The promotion of a day of prayer follows a period of unprecedented outspokenness on crime and violence from Catholic leaders following the murders of Jesuit Fathers Javier Campos Morales and Joaquín César Mora Salazar, who were slain in their parish in northern Chihuahua state June 20 while sheltering a man fleeing a known crime boss.
The call for prayer also comes as Mexico’s president rebuffs calls from bishops and priests to change a security strategy of “hugs, not bullets,” which remains poorly defined, but has failed to calm the country or curb impunity.
“‘Hugs, not bullets,’ is demagogic, and, to a certain extent, complicit,” Bishop Ramón Castro Castro, conference secretary-general, said July 3 after a peace march in Cuernavaca.
“It will never be lawful or legal for civil authorities to surrender their responsibility for security and social peace, for which they have the power and legitimate use of force.”
President Andrés Manuel López Obrador responded testily to church calls for a new security strategy, accusing the bishops of hypocrisy, being tied to the oligarchy — the old elites he considers political opponents — and there even being a “dark hand” manipulating them. He even quoted Pope Francis in an attempt to shame the bishops, claiming the message of the pope’s 2016 Mexico trip was uncomfortable for the church hierarchy.
“No political or religious leader has spoken with as much clarity on Mexico’s problems as Pope Francis did on that visit,” López Obrador said, adding that he “identifies” with the pope, though he has never publicly identified as Catholic.
“I am absolutely convinced that violence cannot be confronted with more violence. Enough with coercive measures,” the president added. “This is a conservative, authoritarian conception.”
Priests contacted by Catholic News Service say the president has misinterpreted their calls for a change of security strategy, conflating it with a political attack.
“‘Hugs, not bullets,’ is illogical,” said Jesuit Father Javier Ávila, who works in the same rugged Sierra Tarahumara region as the slain priests. “We’re not asking that criminals be killed. Of course not. Simply that they apply law, pursue criminals and that they are tried according to the law.”
Church observers say the Mexican bishops have been traditionally subdued on the issue of crime and corruption as such declarations can put priests and prelates at risk and cause uncomfortable relations with local elites.

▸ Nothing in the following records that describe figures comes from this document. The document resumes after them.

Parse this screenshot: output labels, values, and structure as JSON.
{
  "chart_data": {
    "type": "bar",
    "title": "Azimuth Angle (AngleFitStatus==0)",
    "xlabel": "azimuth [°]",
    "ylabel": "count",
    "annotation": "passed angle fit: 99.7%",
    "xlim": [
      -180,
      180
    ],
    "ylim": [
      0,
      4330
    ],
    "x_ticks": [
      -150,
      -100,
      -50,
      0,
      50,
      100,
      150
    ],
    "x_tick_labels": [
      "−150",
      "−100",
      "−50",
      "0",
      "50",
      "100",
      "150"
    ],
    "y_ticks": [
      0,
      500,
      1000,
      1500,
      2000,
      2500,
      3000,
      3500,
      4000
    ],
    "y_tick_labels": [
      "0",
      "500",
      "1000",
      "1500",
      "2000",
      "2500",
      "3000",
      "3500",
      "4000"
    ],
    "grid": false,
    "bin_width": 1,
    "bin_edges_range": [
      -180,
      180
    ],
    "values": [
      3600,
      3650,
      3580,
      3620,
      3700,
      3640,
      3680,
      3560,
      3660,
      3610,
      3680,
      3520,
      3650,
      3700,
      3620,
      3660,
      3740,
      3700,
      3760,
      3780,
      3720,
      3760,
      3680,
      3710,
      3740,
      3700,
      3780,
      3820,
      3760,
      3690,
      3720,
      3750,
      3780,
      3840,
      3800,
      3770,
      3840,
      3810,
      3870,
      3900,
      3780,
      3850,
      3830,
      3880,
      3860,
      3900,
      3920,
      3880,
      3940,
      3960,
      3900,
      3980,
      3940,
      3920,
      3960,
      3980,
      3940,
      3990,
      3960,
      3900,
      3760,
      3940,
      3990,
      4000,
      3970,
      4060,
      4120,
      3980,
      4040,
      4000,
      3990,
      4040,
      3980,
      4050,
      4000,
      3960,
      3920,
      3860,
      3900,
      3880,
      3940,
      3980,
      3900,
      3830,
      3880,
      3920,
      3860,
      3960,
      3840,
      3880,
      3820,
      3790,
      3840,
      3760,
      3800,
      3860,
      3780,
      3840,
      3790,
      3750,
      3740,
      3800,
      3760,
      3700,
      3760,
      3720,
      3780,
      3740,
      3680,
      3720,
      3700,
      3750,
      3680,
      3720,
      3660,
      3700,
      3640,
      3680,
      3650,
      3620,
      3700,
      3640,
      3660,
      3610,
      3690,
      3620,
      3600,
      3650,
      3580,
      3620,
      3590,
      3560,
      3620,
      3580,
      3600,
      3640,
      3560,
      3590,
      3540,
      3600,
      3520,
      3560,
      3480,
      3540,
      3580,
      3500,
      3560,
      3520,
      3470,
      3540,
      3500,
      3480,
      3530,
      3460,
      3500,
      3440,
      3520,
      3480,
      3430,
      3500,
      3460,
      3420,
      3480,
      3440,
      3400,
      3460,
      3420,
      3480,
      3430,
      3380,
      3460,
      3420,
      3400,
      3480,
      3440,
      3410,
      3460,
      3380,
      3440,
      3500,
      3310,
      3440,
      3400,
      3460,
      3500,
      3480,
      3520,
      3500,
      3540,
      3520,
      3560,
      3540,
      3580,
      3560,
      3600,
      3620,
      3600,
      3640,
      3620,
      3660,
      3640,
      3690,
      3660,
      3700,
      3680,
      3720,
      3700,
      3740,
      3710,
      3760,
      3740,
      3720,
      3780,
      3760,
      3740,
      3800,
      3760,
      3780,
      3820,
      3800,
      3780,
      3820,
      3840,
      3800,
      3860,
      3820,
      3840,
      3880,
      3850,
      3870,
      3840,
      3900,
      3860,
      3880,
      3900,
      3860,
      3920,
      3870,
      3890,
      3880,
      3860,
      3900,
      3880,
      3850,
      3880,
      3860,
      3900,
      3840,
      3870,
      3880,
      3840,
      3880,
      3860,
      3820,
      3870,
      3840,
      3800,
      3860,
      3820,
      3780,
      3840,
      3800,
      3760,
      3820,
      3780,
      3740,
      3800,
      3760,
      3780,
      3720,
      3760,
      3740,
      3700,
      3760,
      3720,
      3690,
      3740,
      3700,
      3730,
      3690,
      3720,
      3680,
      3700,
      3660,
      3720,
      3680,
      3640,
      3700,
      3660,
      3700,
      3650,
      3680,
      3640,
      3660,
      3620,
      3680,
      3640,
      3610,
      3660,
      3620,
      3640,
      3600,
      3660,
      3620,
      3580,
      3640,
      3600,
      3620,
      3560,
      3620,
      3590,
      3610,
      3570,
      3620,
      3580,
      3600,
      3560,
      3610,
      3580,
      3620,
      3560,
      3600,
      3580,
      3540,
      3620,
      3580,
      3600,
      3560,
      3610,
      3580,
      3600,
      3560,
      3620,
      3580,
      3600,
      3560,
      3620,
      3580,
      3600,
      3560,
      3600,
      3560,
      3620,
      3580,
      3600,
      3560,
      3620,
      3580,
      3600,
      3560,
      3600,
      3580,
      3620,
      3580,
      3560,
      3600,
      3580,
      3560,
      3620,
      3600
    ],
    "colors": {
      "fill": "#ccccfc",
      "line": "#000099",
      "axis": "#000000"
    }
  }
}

The tone has changed since the slayings of the Jesuits, however, with bishops who have traditionally stayed silent on security sharing stories of being stopped at illegal checkpoints operated by drug cartels and parishes being extorted.
“The tone has been the same. But it should be said the tone has never been one of violence or confrontation with any government,” said Father Antonio Gutiérrez, spokesman for the Archdiocese of Guadalajara, where Cardinal Francisco Robles Ortega revealed some parishes are paying extortion fees.
“The recipients feel it more strongly because they talk about the opposite things or show specific attitudes, but the tone of the church will always be one of rapprochement, dialogue and an interest in peace.”
Father Ávila attributed the clamor to the slaying of priests, saying the tone of the church criticism had reached levels not heard since the 1993 murder of Cardinal Juan Jesús Posadas Ocampo, who was shot dead at the Guadalajara airport.
Sister Juana Ángeles Zárate of the Conference of Major Superiors of Religious of Mexico said concerns of violence and the church response were voiced in in local preparatory meetings for the 2023 Synod of Bishops on synodality. She also said many religious work in isolated areas, where violence is rife and security is deteriorating.
“We have suffered threats,” said Sister Juana, a member of the Carmelites of the Sacred Heart. “There are communities where we have had to take in people who have been shot or perused. … We are always in that vulnerable situation where they can attack us.”